The dead sounds of Radio Horsingdon. Most notable for its Nightime Northwich late night call-in show, which ran every Friday night from 1990 until the station ceased broadcasting in 1992. Whilst the show was initially driven by topics drawn from the week's news, in an episode which aired in mid-1991, the host Simon Grant decided to ask local callers to recount their paranormal experiences. This particular episode proved to be immensely popular, and quickly set the tone for the show until the station finally closed its doors. Grant himself admitted to having a long-standing interest in paranormal phenomenon - and in particular the seemingly extensive history of paranormal events that had plagued Horsingdon.
In fact, the eventual fate of Radio Horsingdon would be bound up with Nightime Northwich. The day after a particularly terrifying episode, where callers recounted some of their terrifying encounters with various entities and spectral forces supposedly haunting the woods around Horsingdon Hill, the local press reported that one listener - a young man who had been dealing with long-term mental health issues, and who lived In the vicinity of the Hill - had become so perturbed by he content of the show that, tragically, he was driven to take his own life.

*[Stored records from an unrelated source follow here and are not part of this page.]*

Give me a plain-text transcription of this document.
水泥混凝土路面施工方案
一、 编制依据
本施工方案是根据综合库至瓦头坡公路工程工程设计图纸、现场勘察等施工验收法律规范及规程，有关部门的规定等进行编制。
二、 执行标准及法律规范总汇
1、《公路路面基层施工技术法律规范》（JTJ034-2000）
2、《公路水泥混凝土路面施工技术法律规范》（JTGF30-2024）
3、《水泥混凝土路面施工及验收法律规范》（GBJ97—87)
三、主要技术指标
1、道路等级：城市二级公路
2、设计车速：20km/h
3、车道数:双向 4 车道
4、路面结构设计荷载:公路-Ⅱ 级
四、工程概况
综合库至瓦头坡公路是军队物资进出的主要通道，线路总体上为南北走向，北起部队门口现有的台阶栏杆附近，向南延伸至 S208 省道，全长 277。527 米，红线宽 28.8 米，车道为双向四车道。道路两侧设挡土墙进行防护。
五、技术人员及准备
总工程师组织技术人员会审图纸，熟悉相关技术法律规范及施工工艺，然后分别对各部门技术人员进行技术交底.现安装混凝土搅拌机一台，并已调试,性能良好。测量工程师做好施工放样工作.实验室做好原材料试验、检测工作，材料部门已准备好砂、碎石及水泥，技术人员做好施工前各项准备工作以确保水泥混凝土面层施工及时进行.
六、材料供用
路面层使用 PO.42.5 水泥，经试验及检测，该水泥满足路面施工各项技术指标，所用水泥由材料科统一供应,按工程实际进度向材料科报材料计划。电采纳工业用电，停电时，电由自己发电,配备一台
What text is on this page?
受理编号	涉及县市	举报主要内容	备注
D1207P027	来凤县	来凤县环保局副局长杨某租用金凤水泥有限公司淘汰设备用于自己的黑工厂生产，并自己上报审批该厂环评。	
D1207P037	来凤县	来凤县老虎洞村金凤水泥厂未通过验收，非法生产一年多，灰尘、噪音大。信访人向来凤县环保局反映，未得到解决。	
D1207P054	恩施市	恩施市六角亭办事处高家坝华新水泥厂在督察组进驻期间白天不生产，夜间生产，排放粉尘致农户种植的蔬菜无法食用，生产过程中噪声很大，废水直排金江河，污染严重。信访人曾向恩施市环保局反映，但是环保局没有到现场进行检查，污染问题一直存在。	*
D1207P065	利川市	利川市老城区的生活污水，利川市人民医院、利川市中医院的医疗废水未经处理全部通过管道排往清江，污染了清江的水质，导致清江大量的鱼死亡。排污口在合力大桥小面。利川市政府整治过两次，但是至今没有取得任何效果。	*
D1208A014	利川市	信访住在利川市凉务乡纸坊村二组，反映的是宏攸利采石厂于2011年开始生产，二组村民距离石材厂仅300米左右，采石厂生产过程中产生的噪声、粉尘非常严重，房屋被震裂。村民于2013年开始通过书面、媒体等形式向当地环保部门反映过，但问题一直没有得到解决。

Somewhat disturbingly - and an aspect of the case which has led some commentators to suggest that there was something more to the young man's death than suicide - his body was discovered hanging from an elm tree in the very same woods which had been the focus of the previous night's discussion. Even more curious is the fact that this particular elm tree was one which, according to local folklore, had long associations with the history of witchcraft in the region.
In the scandal that followed, Simon Grant was forced to resign from Radio Horsingdon; the backlash which followed led to a steep decline in the station's popularity, such that it was shut down after its owners presumably felt that it was no longer a viable commercial venture.
Nightime Northwich was never syndicated, and as a consequence is not widely known outside of Horsingdon; even so, it has acquired a cult reputation as well as something of a hauntological afterlife, with online communities trading analogue recordings of episodes originally made on cassette tape by dedicated listeners. There are also other less-creditable tales found on equally less-reputable sites recounting the terrible things that have overtaken those who listen to those cassette tapes.